What do we make of that?

Please remember that he was twelve. Twelve-year-olds are coming into their own—especially back then, when a Jewish boy was considered an adult at around age thirteen. It’s a time of separating from family, at least at the interior level, and finding one’s own place in the world. Even now, twelve-year-olds do what they enjoy doing and what they’re drawn to, not what they’re told they should enjoy.

What I’m saying is, Jesus was in his element, and he knew it. My guess is that, from an early age, he had loved the Scriptures and had an affinity for prayer, and when he landed in the temple at age twelve, he suddenly felt that he’d come home. He even said as much to his parents: “Don’t you know I need to be in my Father’s house?”

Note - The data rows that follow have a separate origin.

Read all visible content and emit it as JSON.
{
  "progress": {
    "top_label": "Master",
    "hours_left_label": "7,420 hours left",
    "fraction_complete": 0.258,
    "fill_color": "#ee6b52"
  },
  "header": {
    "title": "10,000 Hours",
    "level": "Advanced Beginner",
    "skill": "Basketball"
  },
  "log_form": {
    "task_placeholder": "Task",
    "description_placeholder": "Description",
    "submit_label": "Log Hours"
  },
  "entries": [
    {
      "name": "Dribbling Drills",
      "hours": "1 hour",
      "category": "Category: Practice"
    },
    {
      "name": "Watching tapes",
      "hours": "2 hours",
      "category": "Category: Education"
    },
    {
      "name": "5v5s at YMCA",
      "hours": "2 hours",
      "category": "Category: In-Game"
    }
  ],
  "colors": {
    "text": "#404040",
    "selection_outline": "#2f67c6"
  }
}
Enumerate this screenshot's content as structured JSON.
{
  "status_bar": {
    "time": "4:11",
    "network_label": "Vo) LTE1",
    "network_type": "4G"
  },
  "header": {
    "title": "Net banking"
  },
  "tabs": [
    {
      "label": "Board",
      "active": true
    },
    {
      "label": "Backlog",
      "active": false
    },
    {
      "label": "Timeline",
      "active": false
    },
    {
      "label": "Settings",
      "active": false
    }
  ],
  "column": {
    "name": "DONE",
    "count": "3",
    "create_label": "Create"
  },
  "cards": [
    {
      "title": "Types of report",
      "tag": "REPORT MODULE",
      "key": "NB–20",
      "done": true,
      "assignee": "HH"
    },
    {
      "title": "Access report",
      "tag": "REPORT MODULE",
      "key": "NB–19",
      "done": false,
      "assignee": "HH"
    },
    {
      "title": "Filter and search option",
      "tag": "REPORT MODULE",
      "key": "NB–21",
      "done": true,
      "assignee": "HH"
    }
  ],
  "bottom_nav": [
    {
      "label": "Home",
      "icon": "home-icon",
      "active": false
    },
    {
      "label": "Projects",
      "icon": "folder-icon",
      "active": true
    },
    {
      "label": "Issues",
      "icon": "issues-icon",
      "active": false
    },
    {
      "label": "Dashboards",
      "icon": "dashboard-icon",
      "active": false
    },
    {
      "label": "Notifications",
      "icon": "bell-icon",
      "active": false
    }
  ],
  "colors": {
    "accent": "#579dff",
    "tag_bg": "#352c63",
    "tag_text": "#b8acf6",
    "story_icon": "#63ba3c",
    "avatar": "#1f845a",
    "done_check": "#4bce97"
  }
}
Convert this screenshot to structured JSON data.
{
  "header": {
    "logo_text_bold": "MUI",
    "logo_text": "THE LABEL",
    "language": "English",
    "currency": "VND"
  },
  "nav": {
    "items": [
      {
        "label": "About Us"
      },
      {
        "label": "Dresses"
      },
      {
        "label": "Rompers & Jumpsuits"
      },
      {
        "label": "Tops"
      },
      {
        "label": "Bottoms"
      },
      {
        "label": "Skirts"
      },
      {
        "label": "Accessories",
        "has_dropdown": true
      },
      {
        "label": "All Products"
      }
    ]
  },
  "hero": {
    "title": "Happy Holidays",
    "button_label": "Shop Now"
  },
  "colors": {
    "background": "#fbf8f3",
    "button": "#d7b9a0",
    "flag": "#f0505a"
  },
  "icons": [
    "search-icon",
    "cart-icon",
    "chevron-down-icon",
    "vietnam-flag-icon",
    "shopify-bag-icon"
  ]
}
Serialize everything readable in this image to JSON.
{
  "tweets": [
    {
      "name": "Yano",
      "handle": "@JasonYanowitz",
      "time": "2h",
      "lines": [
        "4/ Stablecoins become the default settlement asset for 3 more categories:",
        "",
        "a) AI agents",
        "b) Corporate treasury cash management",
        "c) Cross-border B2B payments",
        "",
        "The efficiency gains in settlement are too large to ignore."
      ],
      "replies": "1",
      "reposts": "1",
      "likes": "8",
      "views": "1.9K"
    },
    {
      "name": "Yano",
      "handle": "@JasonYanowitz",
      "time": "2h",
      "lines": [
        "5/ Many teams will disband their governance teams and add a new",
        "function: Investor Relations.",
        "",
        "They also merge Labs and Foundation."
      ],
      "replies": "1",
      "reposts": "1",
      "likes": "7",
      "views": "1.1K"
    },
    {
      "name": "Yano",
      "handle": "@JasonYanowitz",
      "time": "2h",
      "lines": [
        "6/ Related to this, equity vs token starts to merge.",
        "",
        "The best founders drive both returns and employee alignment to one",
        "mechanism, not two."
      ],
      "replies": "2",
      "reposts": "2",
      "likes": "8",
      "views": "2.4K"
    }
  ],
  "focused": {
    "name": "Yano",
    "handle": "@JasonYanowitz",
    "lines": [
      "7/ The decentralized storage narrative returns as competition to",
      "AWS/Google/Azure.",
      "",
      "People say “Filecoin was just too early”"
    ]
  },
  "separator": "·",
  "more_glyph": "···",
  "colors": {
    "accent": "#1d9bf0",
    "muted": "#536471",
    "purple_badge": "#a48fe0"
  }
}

What does this mean for us?

I think it’s worth exploring within myself, from time to time, what I truly love and why. It’s healthy to ask periodically if I am in my element—if I’m doing what I’m gifted to do and what I’m drawn to. Jesus went on to be the man, the Son of God. But first he had to be the boy, the kid figuring out who he was, what he loved, and where he belonged. That’s a lesson each of us must learn many times throughout life.

Are you in your element? Have you found home?


This post is a part of An Ignatian Prayer Adventure, Week 4.

1 COMMENT

  1. Thank you Vinita, the reflections I’ve been doing this past couple of weeks are helping me have more awareness of my talents and also my weaknesses.